Отмечались сенсационные обращения в иную политическую веру, как случилось с историком Ваттеротом, свободомыслящим учеником энциклопедистов, космополитом и «левым», который вдруг высказался в пользу самого непримиримого патриотизма и отправился воевать в рядах студентов. Драматург Игнац Фридрих Кастелли, вступивший в шестнадцать лет в академический легион, напишет в своих Воспоминаниях из моей жизни живописную, правдивую картину венской атмосферы того времени. «У меня нет слов, чтобы описать энтузиазм, с которым все, молодые и старики, богатые и бедные, знатные и простые люди, проявляли готовность пожертвовать собой, защищая родину, — пишет он. — Я видел, как многие мои товарищи плакали, потому что им было слишком мало лет и их не брали в отряды». Это единодушие венцев совершенно изменило облик столицы, которая теперь походила на большую казарму, гудевшую патриотическими гимнами и военными песнями.

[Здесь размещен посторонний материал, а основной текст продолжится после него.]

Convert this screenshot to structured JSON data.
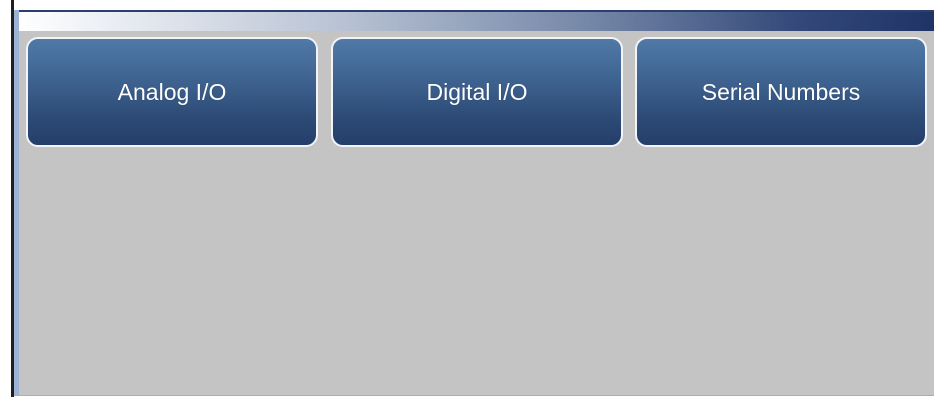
{
  "menu": {
    "buttons": [
      {
        "label": "Analog I/O"
      },
      {
        "label": "Digital I/O"
      },
      {
        "label": "Serial Numbers"
      }
    ]
  }
}
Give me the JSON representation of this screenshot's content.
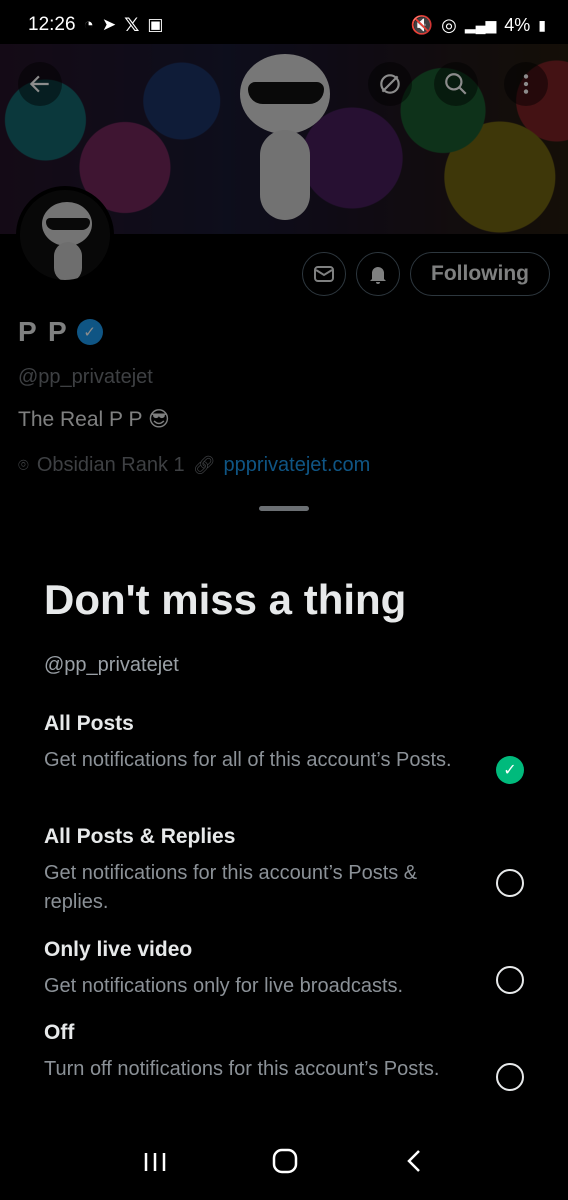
{
  "status": {
    "time": "12:26",
    "battery": "4%"
  },
  "profile": {
    "name": "P P",
    "handle": "@pp_privatejet",
    "bio": "The Real P P 😎",
    "location": "Obsidian Rank 1",
    "website": "ppprivatejet.com",
    "following_label": "Following"
  },
  "sheet": {
    "title": "Don't miss a thing",
    "handle": "@pp_privatejet",
    "options": [
      {
        "title": "All Posts",
        "desc": "Get notifications for all of this account’s Posts.",
        "selected": true
      },
      {
        "title": "All Posts & Replies",
        "desc": "Get notifications for this account’s Posts & replies.",
        "selected": false
      },
      {
        "title": "Only live video",
        "desc": "Get notifications only for live broadcasts.",
        "selected": false
      },
      {
        "title": "Off",
        "desc": "Turn off notifications for this account’s Posts.",
        "selected": false
      }
    ]
  },
  "icons": {
    "back": "back-arrow-icon",
    "grok": "grok-icon",
    "search": "search-icon",
    "more": "more-vertical-icon",
    "mail": "mail-icon",
    "bell": "bell-icon"
  },
  "colors": {
    "accent": "#1d9bf0",
    "selected": "#00ba7c"
  }
}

Поскольку в этом в высшей степени музыкальном городе не только все кончалось песнями, но и каждое значительное событие в жизни нации сопровождалось гармонией, принялись за работу и музыканты. Бетховен сочинил по случаю отправки в поход венских добровольцев свои Военную песню австрийцев и Прощание с венцами, которые солдаты пели на полях сражений, а старый Гайдн написал Missa in tempori belli. Кроме того, он предложил графу Заурау написать национальный гимн, к чему до того не проявлял ни малейшей склонности. Этот торжественный, прекрасный гимн впервые прозвучал 12 февраля 1797 года в день рождения императора Франца.

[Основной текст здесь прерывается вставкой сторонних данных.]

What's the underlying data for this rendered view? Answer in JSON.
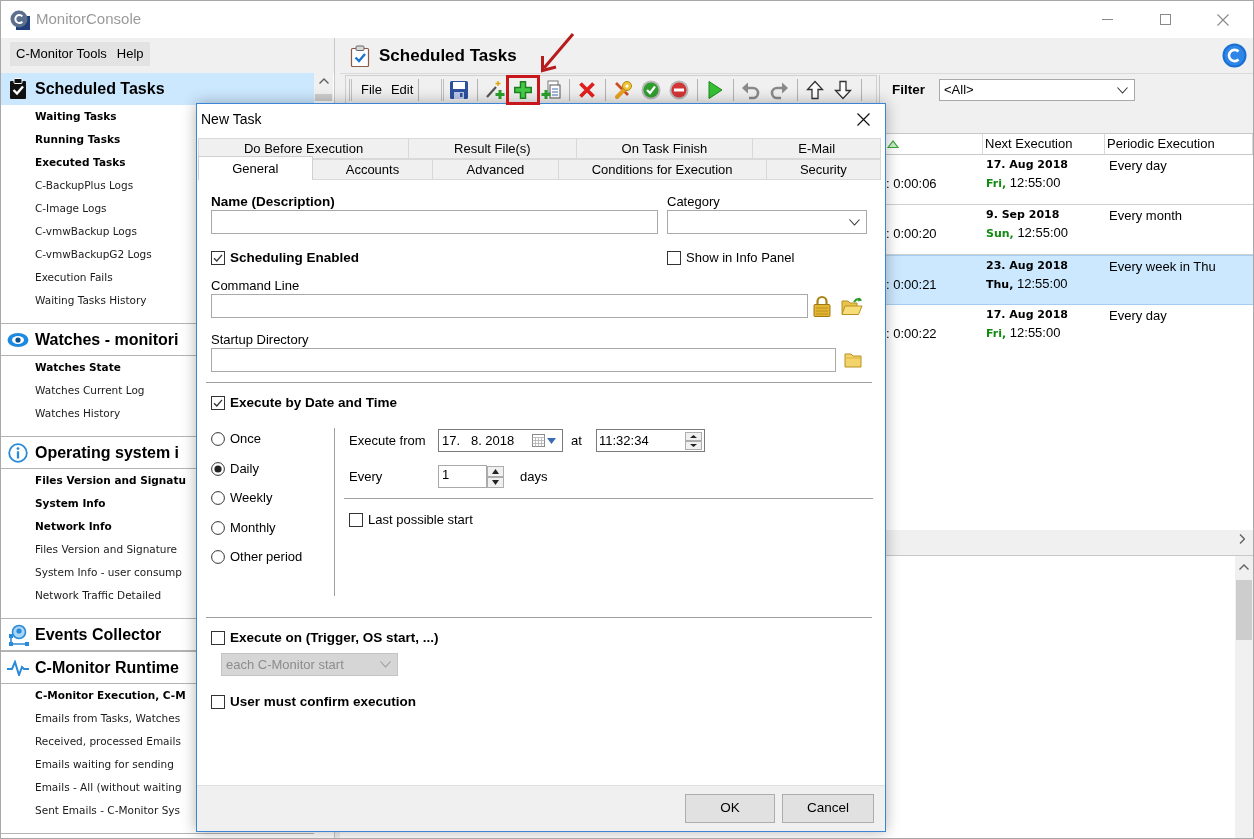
{
  "window": {
    "title": "MonitorConsole"
  },
  "menu_bar": [
    {
      "label": "C-Monitor Tools"
    },
    {
      "label": "Help"
    }
  ],
  "sidebar": [
    {
      "title": "Scheduled Tasks",
      "selected": true,
      "items": [
        {
          "label": "Waiting Tasks",
          "bold": true
        },
        {
          "label": "Running Tasks",
          "bold": true
        },
        {
          "label": "Executed Tasks",
          "bold": true
        },
        {
          "label": "C-BackupPlus Logs",
          "bold": false
        },
        {
          "label": "C-Image Logs",
          "bold": false
        },
        {
          "label": "C-vmwBackup Logs",
          "bold": false
        },
        {
          "label": "C-vmwBackupG2 Logs",
          "bold": false
        },
        {
          "label": "Execution Fails",
          "bold": false
        },
        {
          "label": "Waiting Tasks History",
          "bold": false
        }
      ]
    },
    {
      "title": "Watches - monitori",
      "selected": false,
      "items": [
        {
          "label": "Watches State",
          "bold": true
        },
        {
          "label": "Watches Current Log",
          "bold": false
        },
        {
          "label": "Watches History",
          "bold": false
        }
      ]
    },
    {
      "title": "Operating system i",
      "selected": false,
      "items": [
        {
          "label": "Files Version and Signatu",
          "bold": true
        },
        {
          "label": "System Info",
          "bold": true
        },
        {
          "label": "Network Info",
          "bold": true
        },
        {
          "label": "Files Version and Signature",
          "bold": false
        },
        {
          "label": "System Info - user consump",
          "bold": false
        },
        {
          "label": "Network Traffic Detailed",
          "bold": false
        }
      ]
    },
    {
      "title": "Events Collector",
      "selected": false
    },
    {
      "title": "C-Monitor Runtime",
      "selected": false,
      "items": [
        {
          "label": "C-Monitor Execution, C-M",
          "bold": true
        },
        {
          "label": "Emails from Tasks, Watches",
          "bold": false
        },
        {
          "label": "Received, processed Emails",
          "bold": false
        },
        {
          "label": "Emails waiting for sending",
          "bold": false
        },
        {
          "label": "Emails - All (without waiting",
          "bold": false
        },
        {
          "label": "Sent Emails - C-Monitor Sys",
          "bold": false
        }
      ]
    }
  ],
  "panel": {
    "title": "Scheduled Tasks",
    "toolbar": {
      "menus": [
        {
          "label": "File"
        },
        {
          "label": "Edit"
        }
      ],
      "groups": [
        {
          "buttons": [
            {
              "highlighted": false
            }
          ]
        },
        {
          "buttons": [
            {
              "highlighted": false
            },
            {
              "highlighted": true
            },
            {
              "highlighted": false
            }
          ]
        },
        {
          "buttons": [
            {
              "highlighted": false
            }
          ]
        },
        {
          "buttons": [
            {
              "highlighted": false
            },
            {
              "highlighted": false
            },
            {
              "highlighted": false
            }
          ]
        },
        {
          "buttons": [
            {
              "highlighted": false
            }
          ]
        },
        {
          "buttons": [
            {
              "highlighted": false
            },
            {
              "highlighted": false
            }
          ]
        },
        {
          "buttons": [
            {
              "highlighted": false
            },
            {
              "highlighted": false
            }
          ]
        }
      ]
    },
    "filter": {
      "label": "Filter",
      "value": "<All>"
    },
    "table": {
      "columns": [
        {
          "sorted": true
        },
        {
          "label": "Next Execution",
          "sorted": false
        },
        {
          "label": "Periodic Execution",
          "sorted": false
        }
      ],
      "rows": [
        {
          "column_1": ": 0:00:06",
          "next_date": "17. Aug 2018",
          "next_day": "Fri,",
          "next_time": "12:55:00",
          "periodic": "Every day",
          "selected": false
        },
        {
          "column_1": ": 0:00:20",
          "next_date": "9. Sep 2018",
          "next_day": "Sun,",
          "next_time": "12:55:00",
          "periodic": "Every month",
          "selected": false
        },
        {
          "column_1": ": 0:00:21",
          "next_date": "23. Aug 2018",
          "next_day": "Thu,",
          "next_time": "12:55:00",
          "periodic": "Every week in Thu",
          "selected": true
        },
        {
          "column_1": ": 0:00:22",
          "next_date": "17. Aug 2018",
          "next_day": "Fri,",
          "next_time": "12:55:00",
          "periodic": "Every day",
          "selected": false
        }
      ]
    }
  },
  "dialog": {
    "title": "New Task",
    "tab_rows": [
      {
        "tabs": [
          {
            "label": "Do Before Execution",
            "selected": false
          },
          {
            "label": "Result File(s)",
            "selected": false
          },
          {
            "label": "On Task Finish",
            "selected": false
          },
          {
            "label": "E-Mail",
            "selected": false
          }
        ]
      },
      {
        "tabs": [
          {
            "label": "General",
            "selected": true
          },
          {
            "label": "Accounts",
            "selected": false
          },
          {
            "label": "Advanced",
            "selected": false
          },
          {
            "label": "Conditions for Execution",
            "selected": false
          },
          {
            "label": "Security",
            "selected": false
          }
        ]
      }
    ],
    "name": {
      "label": "Name (Description)"
    },
    "category": {
      "label": "Category"
    },
    "scheduling_enabled": {
      "label": "Scheduling Enabled",
      "checked": true
    },
    "show_in_info_panel": {
      "label": "Show in Info Panel",
      "checked": false
    },
    "command_line": {
      "label": "Command Line"
    },
    "startup_directory": {
      "label": "Startup Directory"
    },
    "execute_by_date": {
      "label": "Execute by Date and Time",
      "checked": true
    },
    "periods": [
      {
        "label": "Once",
        "selected": false
      },
      {
        "label": "Daily",
        "selected": true
      },
      {
        "label": "Weekly",
        "selected": false
      },
      {
        "label": "Monthly",
        "selected": false
      },
      {
        "label": "Other period",
        "selected": false
      }
    ],
    "execute_from": {
      "label": "Execute from",
      "date": "17.   8. 2018",
      "at_label": "at",
      "time": "11:32:34"
    },
    "every": {
      "label": "Every",
      "value": "1",
      "unit": "days"
    },
    "last_possible_start": {
      "label": "Last possible start",
      "checked": false
    },
    "execute_on": {
      "label": "Execute on (Trigger, OS start, ...)",
      "checked": false,
      "option": "each C-Monitor start",
      "disabled": true
    },
    "user_confirm": {
      "label": "User must confirm execution",
      "checked": false
    },
    "buttons": [
      {
        "label": "OK"
      },
      {
        "label": "Cancel"
      }
    ]
  }
}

Возможно, именно эта мужественная позиция венцев заставила Бонапарта согласиться на мир или, вернее, на подписание предварительных мирных протоколов в Леобене. В данный момент угроза для Вены была снята. Войска вернулись в город с триумфом, как если бы они действительно сражались и одержали победу. Так или иначе, если они еще и не приняли боевого крещения, то показали, что идеал Вены уже совсем не тот, который ей традиционно приписывали, и именно это выразилось в трех словах названия знаменитого вальса Штрауса Wein, Weiber und Gesang (Вино, женщины и песня), которые переводят на французский язык словами Любить, пить и петь. Студенты были полны гордости: каждый получил серебряную медаль, а возглавлявшие их в походе профессора — золотую. Император устроил торжественный смотр всем полкам.

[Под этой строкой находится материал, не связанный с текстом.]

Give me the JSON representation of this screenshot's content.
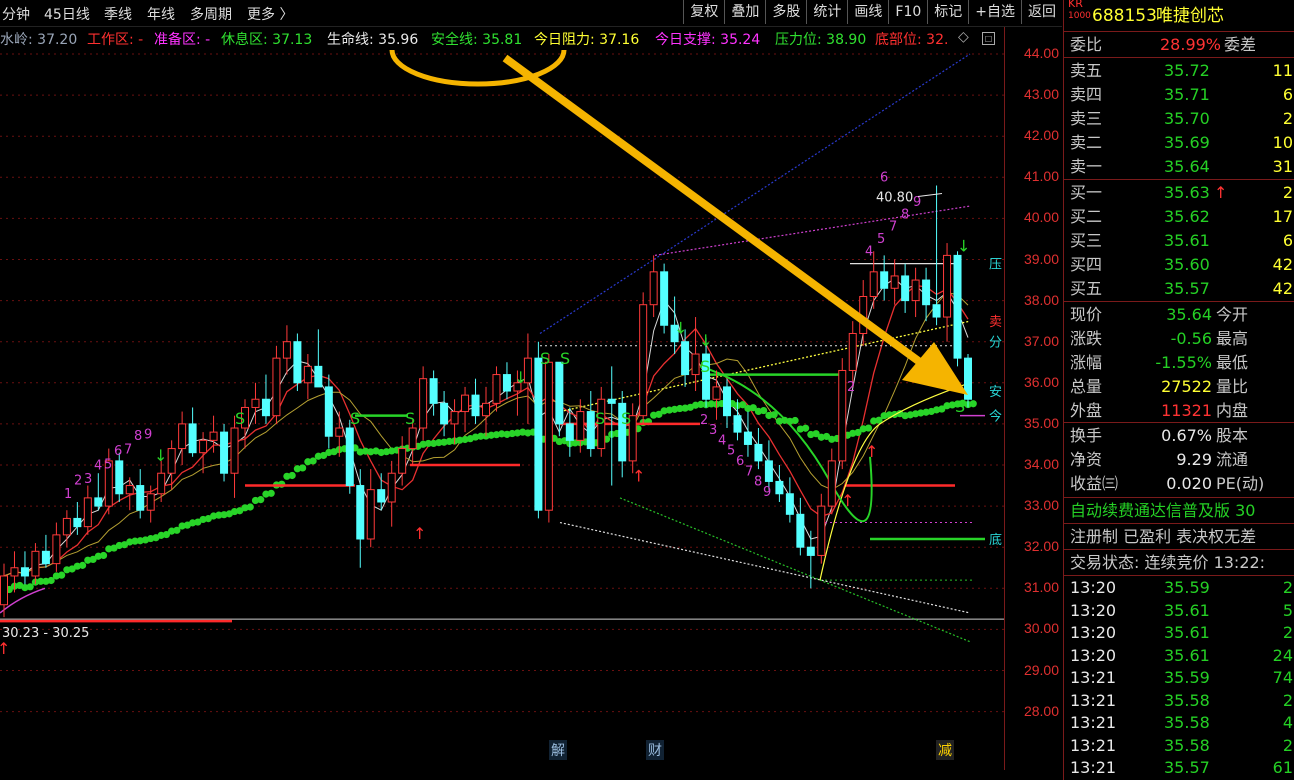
{
  "toolbar": {
    "tabs": [
      "分钟",
      "45日线",
      "季线",
      "年线",
      "多周期",
      "更多 〉"
    ],
    "buttons": [
      "复权",
      "叠加",
      "多股",
      "统计",
      "画线",
      "F10",
      "标记",
      "+自选",
      "返回"
    ]
  },
  "indicators": {
    "shuiling": "水岭: 37.20",
    "gongzuo": "工作区: -",
    "zhunbei": "准备区: -",
    "xiuxi": "休息区: 37.13",
    "shengming": "生命线: 35.96",
    "anquan": "安全线: 35.81",
    "zuli": "今日阻力: 37.16",
    "zhicheng": "今日支撑: 35.24",
    "yali": "压力位: 38.90",
    "dibu": "底部位: 32."
  },
  "price_axis": [
    "44.00",
    "43.00",
    "42.00",
    "41.00",
    "40.00",
    "39.00",
    "38.00",
    "37.00",
    "36.00",
    "35.00",
    "34.00",
    "33.00",
    "32.00",
    "31.00",
    "30.00",
    "29.00",
    "28.00"
  ],
  "chart_labels": {
    "high": "40.80",
    "low": "30.23 - 30.25",
    "event_jie": "解",
    "event_cai": "财",
    "event_jian": "减",
    "side_ya": "压",
    "side_fen": "分",
    "side_an": "安",
    "side_jin": "今",
    "side_di": "底",
    "side_mai": "卖"
  },
  "quote": {
    "badge_top": "KR",
    "badge_bottom": "1000",
    "code": "688153",
    "name": "唯捷创芯",
    "weibi_label": "委比",
    "weibi_value": "28.99%",
    "weicha_label": "委差",
    "asks": [
      {
        "label": "卖五",
        "price": "35.72",
        "vol": "11"
      },
      {
        "label": "卖四",
        "price": "35.71",
        "vol": "6"
      },
      {
        "label": "卖三",
        "price": "35.70",
        "vol": "2"
      },
      {
        "label": "卖二",
        "price": "35.69",
        "vol": "10"
      },
      {
        "label": "卖一",
        "price": "35.64",
        "vol": "31"
      }
    ],
    "bids": [
      {
        "label": "买一",
        "price": "35.63",
        "arrow": "↑",
        "vol": "2"
      },
      {
        "label": "买二",
        "price": "35.62",
        "arrow": "",
        "vol": "17"
      },
      {
        "label": "买三",
        "price": "35.61",
        "arrow": "",
        "vol": "6"
      },
      {
        "label": "买四",
        "price": "35.60",
        "arrow": "",
        "vol": "42"
      },
      {
        "label": "买五",
        "price": "35.57",
        "arrow": "",
        "vol": "42"
      }
    ],
    "stats": [
      {
        "label": "现价",
        "value": "35.64",
        "label2": "今开"
      },
      {
        "label": "涨跌",
        "value": "-0.56",
        "label2": "最高"
      },
      {
        "label": "涨幅",
        "value": "-1.55%",
        "label2": "最低"
      },
      {
        "label": "总量",
        "value": "27522",
        "label2": "量比"
      },
      {
        "label": "外盘",
        "value": "11321",
        "label2": "内盘"
      }
    ],
    "stats2": [
      {
        "label": "换手",
        "value": "0.67%",
        "label2": "股本"
      },
      {
        "label": "净资",
        "value": "9.29",
        "label2": "流通"
      },
      {
        "label": "收益㈢",
        "value": "0.020",
        "label2": "PE(动)"
      }
    ],
    "news": "自动续费通达信普及版 30",
    "status_line": "注册制 已盈利 表决权无差",
    "trade_state": "交易状态: 连续竞价 13:22:",
    "ticks": [
      {
        "time": "13:20",
        "price": "35.59",
        "vol": "2"
      },
      {
        "time": "13:20",
        "price": "35.61",
        "vol": "5"
      },
      {
        "time": "13:20",
        "price": "35.61",
        "vol": "2"
      },
      {
        "time": "13:20",
        "price": "35.61",
        "vol": "24"
      },
      {
        "time": "13:21",
        "price": "35.59",
        "vol": "74"
      },
      {
        "time": "13:21",
        "price": "35.58",
        "vol": "2"
      },
      {
        "time": "13:21",
        "price": "35.58",
        "vol": "4"
      },
      {
        "time": "13:21",
        "price": "35.58",
        "vol": "2"
      },
      {
        "time": "13:21",
        "price": "35.57",
        "vol": "61"
      }
    ]
  },
  "chart_data": {
    "type": "candlestick",
    "ylim": [
      27.3,
      44.4
    ],
    "candles": [
      [
        30.6,
        31.6,
        30.3,
        31.3
      ],
      [
        31.3,
        31.9,
        30.9,
        31.5
      ],
      [
        31.5,
        31.9,
        31.1,
        31.3
      ],
      [
        31.3,
        32.1,
        31.1,
        31.9
      ],
      [
        31.9,
        32.3,
        31.5,
        31.6
      ],
      [
        31.6,
        32.6,
        31.4,
        32.3
      ],
      [
        32.3,
        32.9,
        32.0,
        32.7
      ],
      [
        32.7,
        33.1,
        32.3,
        32.5
      ],
      [
        32.5,
        33.5,
        32.3,
        33.2
      ],
      [
        33.2,
        33.8,
        32.9,
        33.0
      ],
      [
        33.0,
        34.4,
        32.8,
        34.1
      ],
      [
        34.1,
        34.3,
        33.1,
        33.3
      ],
      [
        33.3,
        33.7,
        32.9,
        33.5
      ],
      [
        33.5,
        33.9,
        32.7,
        32.9
      ],
      [
        32.9,
        33.5,
        32.6,
        33.3
      ],
      [
        33.3,
        34.1,
        33.1,
        33.8
      ],
      [
        33.8,
        34.6,
        33.4,
        34.4
      ],
      [
        34.4,
        35.3,
        34.0,
        35.0
      ],
      [
        35.0,
        35.4,
        34.2,
        34.3
      ],
      [
        34.3,
        34.8,
        33.8,
        34.6
      ],
      [
        34.6,
        35.2,
        34.3,
        34.8
      ],
      [
        34.8,
        35.0,
        33.6,
        33.8
      ],
      [
        33.8,
        35.2,
        33.2,
        34.9
      ],
      [
        34.9,
        35.6,
        34.4,
        35.4
      ],
      [
        35.4,
        36.0,
        35.0,
        35.6
      ],
      [
        35.6,
        36.2,
        35.0,
        35.2
      ],
      [
        35.2,
        36.9,
        35.0,
        36.6
      ],
      [
        36.6,
        37.4,
        36.2,
        37.0
      ],
      [
        37.0,
        37.2,
        35.8,
        36.0
      ],
      [
        36.0,
        36.7,
        35.6,
        36.4
      ],
      [
        36.4,
        37.3,
        35.9,
        35.9
      ],
      [
        35.9,
        36.2,
        34.4,
        34.7
      ],
      [
        34.7,
        35.3,
        34.2,
        34.9
      ],
      [
        34.9,
        35.1,
        33.3,
        33.5
      ],
      [
        33.5,
        33.9,
        31.5,
        32.2
      ],
      [
        32.2,
        33.9,
        32.0,
        33.4
      ],
      [
        33.4,
        33.8,
        32.9,
        33.1
      ],
      [
        33.1,
        34.1,
        32.5,
        33.8
      ],
      [
        33.8,
        34.7,
        33.5,
        34.4
      ],
      [
        34.4,
        35.1,
        34.0,
        34.9
      ],
      [
        34.9,
        36.4,
        34.6,
        36.1
      ],
      [
        36.1,
        36.3,
        35.2,
        35.5
      ],
      [
        35.5,
        35.8,
        34.7,
        35.0
      ],
      [
        35.0,
        35.6,
        34.5,
        35.3
      ],
      [
        35.3,
        35.9,
        34.8,
        35.7
      ],
      [
        35.7,
        36.1,
        35.0,
        35.2
      ],
      [
        35.2,
        35.9,
        34.7,
        35.5
      ],
      [
        35.5,
        36.4,
        35.3,
        36.2
      ],
      [
        36.2,
        36.5,
        35.6,
        35.8
      ],
      [
        35.8,
        36.3,
        35.2,
        36.0
      ],
      [
        36.0,
        37.2,
        35.0,
        36.6
      ],
      [
        36.6,
        37.0,
        32.7,
        32.9
      ],
      [
        32.9,
        36.7,
        32.6,
        36.5
      ],
      [
        36.5,
        36.5,
        34.7,
        35.0
      ],
      [
        35.0,
        35.4,
        34.2,
        34.6
      ],
      [
        34.6,
        35.6,
        34.3,
        35.3
      ],
      [
        35.3,
        35.8,
        34.2,
        34.4
      ],
      [
        34.4,
        35.9,
        34.2,
        35.6
      ],
      [
        35.6,
        36.4,
        33.5,
        35.5
      ],
      [
        35.5,
        35.8,
        33.7,
        34.1
      ],
      [
        34.1,
        35.5,
        33.8,
        35.2
      ],
      [
        35.2,
        38.2,
        35.0,
        37.9
      ],
      [
        37.9,
        39.1,
        37.6,
        38.7
      ],
      [
        38.7,
        38.9,
        37.2,
        37.4
      ],
      [
        37.4,
        38.1,
        36.7,
        37.0
      ],
      [
        37.0,
        37.3,
        35.9,
        36.2
      ],
      [
        36.2,
        37.6,
        35.8,
        36.7
      ],
      [
        36.7,
        37.1,
        35.4,
        35.6
      ],
      [
        35.6,
        36.3,
        35.1,
        35.9
      ],
      [
        35.9,
        36.1,
        34.9,
        35.2
      ],
      [
        35.2,
        35.6,
        34.6,
        34.8
      ],
      [
        34.8,
        35.3,
        34.2,
        34.5
      ],
      [
        34.5,
        34.9,
        33.9,
        34.1
      ],
      [
        34.1,
        34.6,
        33.4,
        33.6
      ],
      [
        33.6,
        34.0,
        33.1,
        33.3
      ],
      [
        33.3,
        33.7,
        32.6,
        32.8
      ],
      [
        32.8,
        33.2,
        31.8,
        32.0
      ],
      [
        32.0,
        32.4,
        31.0,
        31.8
      ],
      [
        31.8,
        33.3,
        31.6,
        33.0
      ],
      [
        33.0,
        34.4,
        32.8,
        34.1
      ],
      [
        34.1,
        36.6,
        33.9,
        36.3
      ],
      [
        36.3,
        37.5,
        35.9,
        37.2
      ],
      [
        37.2,
        38.5,
        36.9,
        38.1
      ],
      [
        38.1,
        39.2,
        37.8,
        38.7
      ],
      [
        38.7,
        39.1,
        38.0,
        38.3
      ],
      [
        38.3,
        39.0,
        37.9,
        38.6
      ],
      [
        38.6,
        38.9,
        37.7,
        38.0
      ],
      [
        38.0,
        38.8,
        37.6,
        38.5
      ],
      [
        38.5,
        38.8,
        37.5,
        37.9
      ],
      [
        37.9,
        40.8,
        37.4,
        37.6
      ],
      [
        37.6,
        39.4,
        37.0,
        39.1
      ],
      [
        39.1,
        39.2,
        36.4,
        36.6
      ],
      [
        36.6,
        36.7,
        35.4,
        35.6
      ]
    ]
  }
}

Война этим не закончилась; все хорошо понимали, что французы не откажутся от мысли ввести республиканский строй во всех странах не силой, так хитростью. Продуманная пропаганда, которую вела Директория, должна была посеять беспорядки за границей, чтобы создать благоприятные условия для реализации французских амбиций и дезорганизовать изнутри волю врагов к сопротивлению. Эти приемы, ловко проводившиеся в жизнь тайными агентами, раздражали венцев, и в день, когда они увидели над крышей дома банкира Геймюллера, которого считали добрым патриотом, огромный трехцветный флаг, свешивавшийся до самой земли, разразилась настоящая революция.